The English word “bargain” can not be adequately translated into Russian.
Although Russians distrust anything with a cheap price, they are fine with freebies.
A Russian who reaches high levels of power feels it his his/her duty to putdown those who don’t.
In Russia you need to call the lazy waitresses over by aggressively yelling “Girl!”
One needs skills in hitting people with your elbows on the Moscow Metro.
In Russia you can drink beer on a park bench without getting arrested.
Russians gather in the kitchen and stay up very late, talking about “life”.
Russians usually avoid talking about work.
During any reception in Russia people are immediately separated by gender.
There are a lot of police in Russia, most of whom do nothing.
Russians never throw anything away.

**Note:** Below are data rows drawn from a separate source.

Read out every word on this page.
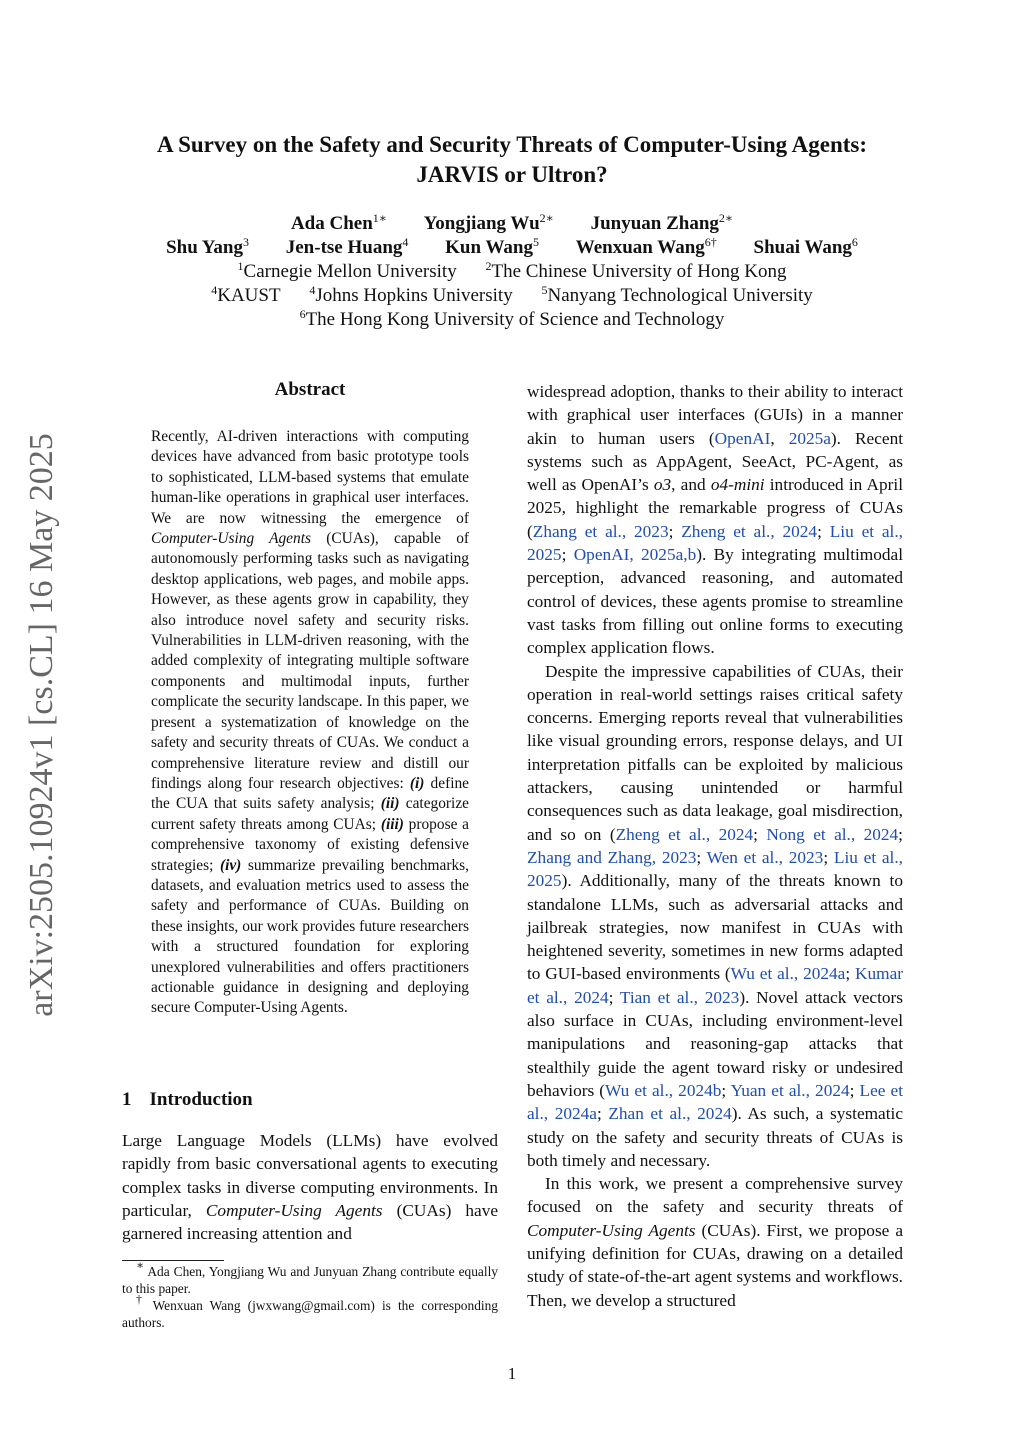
A Survey on the Safety and Security Threats of Computer-Using Agents:
JARVIS or Ultron?
Ada Chen$^{1∗}$ Yongjiang $Wu^{2∗}$ Junyuan Zhang$^{2∗}$
Shu Yang$^3$ Jen-tse Huang$^4$ Kun Wang$^5$ Wenxuan Wang$^{6\dagger}$ Shuai Wang$^6$
$^1$Carnegie Mellon University $^2$The Chinese University of Hong Kong
$^4$KAUST $^4$Johns Hopkins University $^5$Nanyang Technological University
$^6$The Hong Kong University of Science and Technology
arXiv:2505.10924v1 [cs.CL] 16 May 2025
Abstract

Recently, AI-driven interactions with computing devices have advanced from basic prototype tools to sophisticated, LLM-based systems that emulate human-like operations in graphical user interfaces. We are now witnessing the emergence of Computer-Using Agents (CUAs), capable of autonomously performing tasks such as navigating desktop applications, web pages, and mobile apps. However, as these agents grow in capability, they also introduce novel safety and security risks. Vulnerabilities in LLM-driven reasoning, with the added complexity of integrating multiple software components and multimodal inputs, further complicate the security landscape. In this paper, we present a systematization of knowledge on the safety and security threats of CUAs. We conduct a comprehensive literature review and distill our findings along four research objectives: (i) define the CUA that suits safety analysis; (ii) categorize current safety threats among CUAs; (iii) propose a comprehensive taxonomy of existing defensive strategies; (iv) summarize prevailing benchmarks, datasets, and evaluation metrics used to assess the safety and performance of CUAs. Building on these insights, our work provides future researchers with a structured foundation for exploring unexplored vulnerabilities and offers practitioners actionable guidance in designing and deploying secure Computer-Using Agents.

1 Introduction

Large Language Models (LLMs) have evolved rapidly from basic conversational agents to executing complex tasks in diverse computing environments. In particular, Computer-Using Agents (CUAs) have garnered increasing attention and

∗ Ada Chen, Yongjiang Wu and Junyuan Zhang contribute equally to this paper.

† Wenxuan Wang (jwxwang@gmail.com) is the corresponding authors.

widespread adoption, thanks to their ability to interact with graphical user interfaces (GUIs) in a manner akin to human users (OpenAI, 2025a). Recent systems such as AppAgent, SeeAct, PC-Agent, as well as OpenAI’s o3, and o4-mini introduced in April 2025, highlight the remarkable progress of CUAs (Zhang et al., 2023; Zheng et al., 2024; Liu et al., 2025; OpenAI, 2025a,b). By integrating multimodal perception, advanced reasoning, and automated control of devices, these agents promise to streamline vast tasks from filling out online forms to executing complex application flows.

Despite the impressive capabilities of CUAs, their operation in real-world settings raises critical safety concerns. Emerging reports reveal that vulnerabilities like visual grounding errors, response delays, and UI interpretation pitfalls can be exploited by malicious attackers, causing unintended or harmful consequences such as data leakage, goal misdirection, and so on (Zheng et al., 2024; Nong et al., 2024; Zhang and Zhang, 2023; Wen et al., 2023; Liu et al., 2025). Additionally, many of the threats known to standalone LLMs, such as adversarial attacks and jailbreak strategies, now manifest in CUAs with heightened severity, sometimes in new forms adapted to GUI-based environments (Wu et al., 2024a; Kumar et al., 2024; Tian et al., 2023). Novel attack vectors also surface in CUAs, including environment-level manipulations and reasoning-gap attacks that stealthily guide the agent toward risky or undesired behaviors (Wu et al., 2024b; Yuan et al., 2024; Lee et al., 2024a; Zhan et al., 2024). As such, a systematic study on the safety and security threats of CUAs is both timely and necessary.

In this work, we present a comprehensive survey focused on the safety and security threats of Computer-Using Agents (CUAs). First, we propose a unifying definition for CUAs, drawing on a detailed study of state-of-the-art agent systems and workflows. Then, we develop a structured

1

Ever.
However, if Russians throw out half of their things, nobody notices.
A Russian stranger is likely to call you with familiarity, like “man” or” woman”.
Russians don’t usually say “please” or “thank you”.

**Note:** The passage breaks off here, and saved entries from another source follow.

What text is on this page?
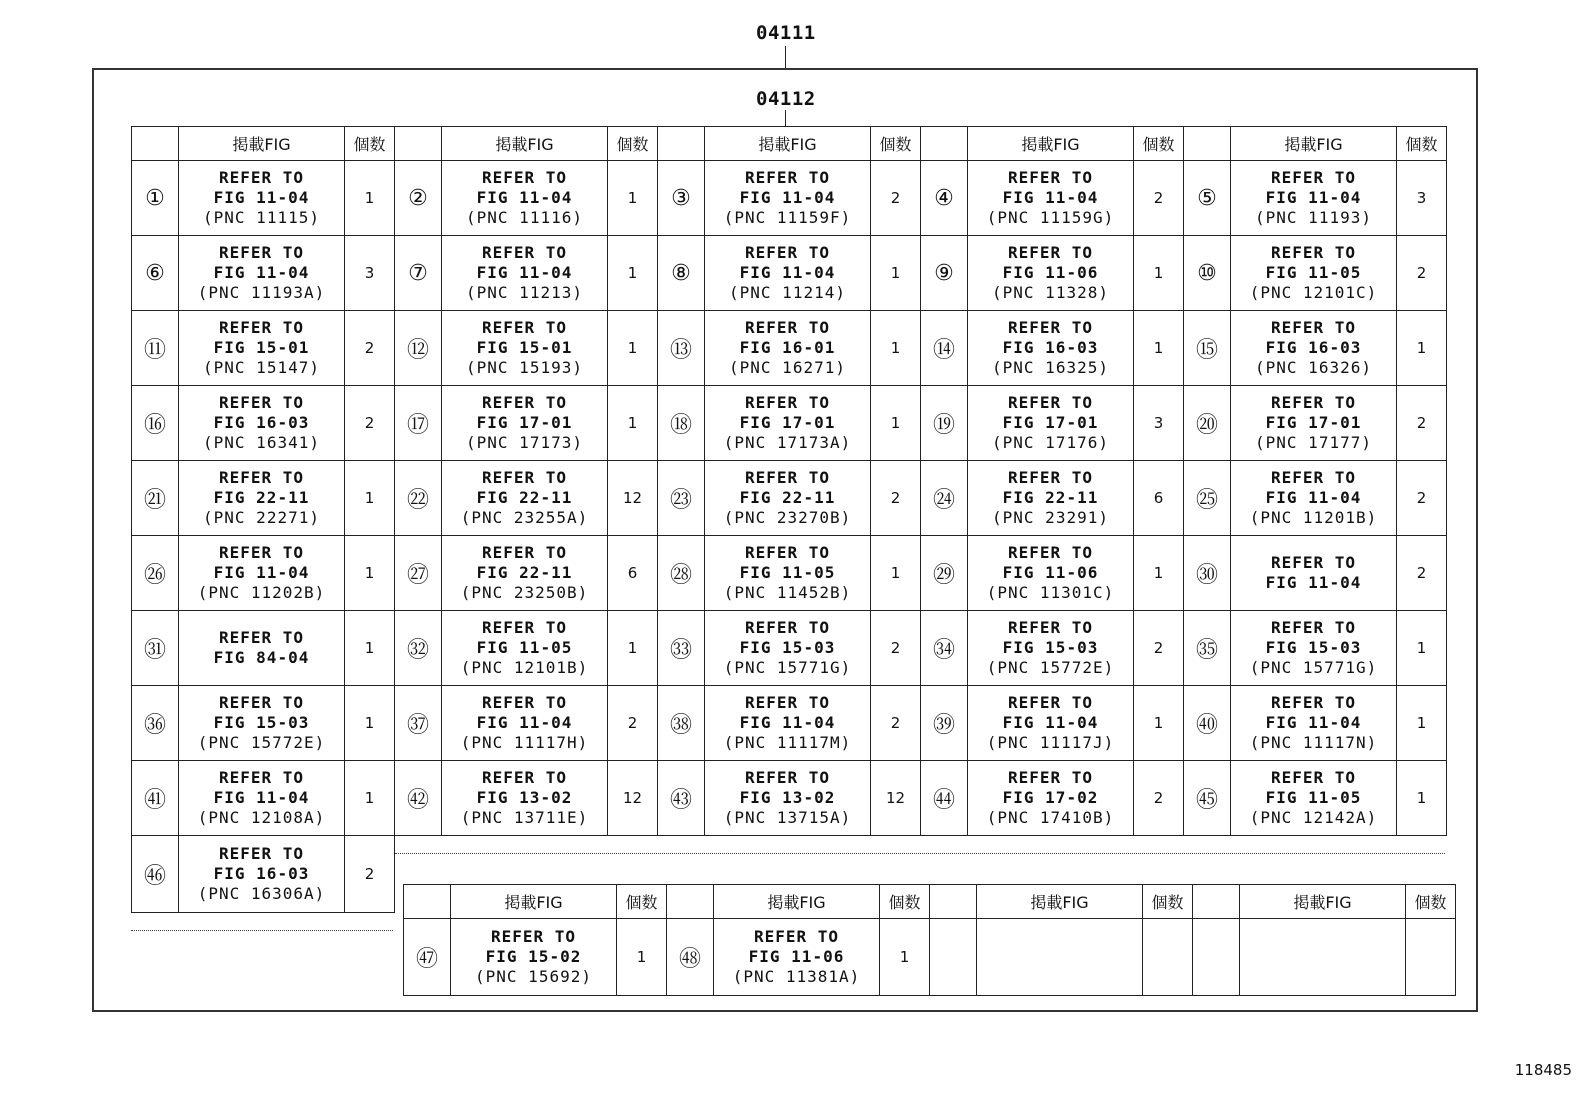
04111
04112
	掲載FIG	個数		掲載FIG	個数		掲載FIG	個数		掲載FIG	個数		掲載FIG	個数
①	REFER TO
FIG 11-04
(PNC 11115)	1	②	REFER TO
FIG 11-04
(PNC 11116)	1	③	REFER TO
FIG 11-04
(PNC 11159F)	2	④	REFER TO
FIG 11-04
(PNC 11159G)	2	⑤	REFER TO
FIG 11-04
(PNC 11193)	3
⑥	REFER TO
FIG 11-04
(PNC 11193A)	3	⑦	REFER TO
FIG 11-04
(PNC 11213)	1	⑧	REFER TO
FIG 11-04
(PNC 11214)	1	⑨	REFER TO
FIG 11-06
(PNC 11328)	1	⑩	REFER TO
FIG 11-05
(PNC 12101C)	2
⑪	REFER TO
FIG 15-01
(PNC 15147)	2	⑫	REFER TO
FIG 15-01
(PNC 15193)	1	⑬	REFER TO
FIG 16-01
(PNC 16271)	1	⑭	REFER TO
FIG 16-03
(PNC 16325)	1	⑮	REFER TO
FIG 16-03
(PNC 16326)	1
⑯	REFER TO
FIG 16-03
(PNC 16341)	2	⑰	REFER TO
FIG 17-01
(PNC 17173)	1	⑱	REFER TO
FIG 17-01
(PNC 17173A)	1	⑲	REFER TO
FIG 17-01
(PNC 17176)	3	⑳	REFER TO
FIG 17-01
(PNC 17177)	2
㉑	REFER TO
FIG 22-11
(PNC 22271)	1	㉒	REFER TO
FIG 22-11
(PNC 23255A)	12	㉓	REFER TO
FIG 22-11
(PNC 23270B)	2	㉔	REFER TO
FIG 22-11
(PNC 23291)	6	㉕	REFER TO
FIG 11-04
(PNC 11201B)	2
㉖	REFER TO
FIG 11-04
(PNC 11202B)	1	㉗	REFER TO
FIG 22-11
(PNC 23250B)	6	㉘	REFER TO
FIG 11-05
(PNC 11452B)	1	㉙	REFER TO
FIG 11-06
(PNC 11301C)	1	㉚	REFER TO
FIG 11-04	2
㉛	REFER TO
FIG 84-04	1	㉜	REFER TO
FIG 11-05
(PNC 12101B)	1	㉝	REFER TO
FIG 15-03
(PNC 15771G)	2	㉞	REFER TO
FIG 15-03
(PNC 15772E)	2	㉟	REFER TO
FIG 15-03
(PNC 15771G)	1
㊱	REFER TO
FIG 15-03
(PNC 15772E)	1	㊲	REFER TO
FIG 11-04
(PNC 11117H)	2	㊳	REFER TO
FIG 11-04
(PNC 11117M)	2	㊴	REFER TO
FIG 11-04
(PNC 11117J)	1	㊵	REFER TO
FIG 11-04
(PNC 11117N)	1
㊶	REFER TO
FIG 11-04
(PNC 12108A)	1	㊷	REFER TO
FIG 13-02
(PNC 13711E)	12	㊸	REFER TO
FIG 13-02
(PNC 13715A)	12	㊹	REFER TO
FIG 17-02
(PNC 17410B)	2	㊺	REFER TO
FIG 11-05
(PNC 12142A)	1
㊻	REFER TO
FIG 16-03
(PNC 16306A)	2												
	掲載FIG	個数		掲載FIG	個数		掲載FIG	個数		掲載FIG	個数
㊼	REFER TO
FIG 15-02
(PNC 15692)	1	㊽	REFER TO
FIG 11-06
(PNC 11381A)	1						
118485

The Russian proverb “Arrogance – the second happiness” cannot be adequately translated into English.
Russians drink a lot of vodka. It’s not a myth.
You don’t have to fear for your life when walking the streets in Moscow alone at night.
Russian men are convinced that feminism has led to the collapse of the West, and Russia’s historical mission. resist.
A myth within a myth. Russians believe that Americans believe that bears walk the streets in Moscow, but this myth of a myth is a purely Russian invention. Americans actually believe all the bears in Russia are dead.
Russians simply do not understand it when a foreigner from the west applies for permanent residence in Russia.
Dentists are very surprised when people show up for a “routine” check-up. So are doctors.
Russians drink tea with a centimetre of sugar on the bottom of the cup.
All Russians, from young to old, abuse emoticons.
The number of brackets in an email or sms infers the importance of a message. For instance – Birthday party tonight ) means a birthday party, but Birthday party tonight )))))) means a fantastic blow-out extravaganza.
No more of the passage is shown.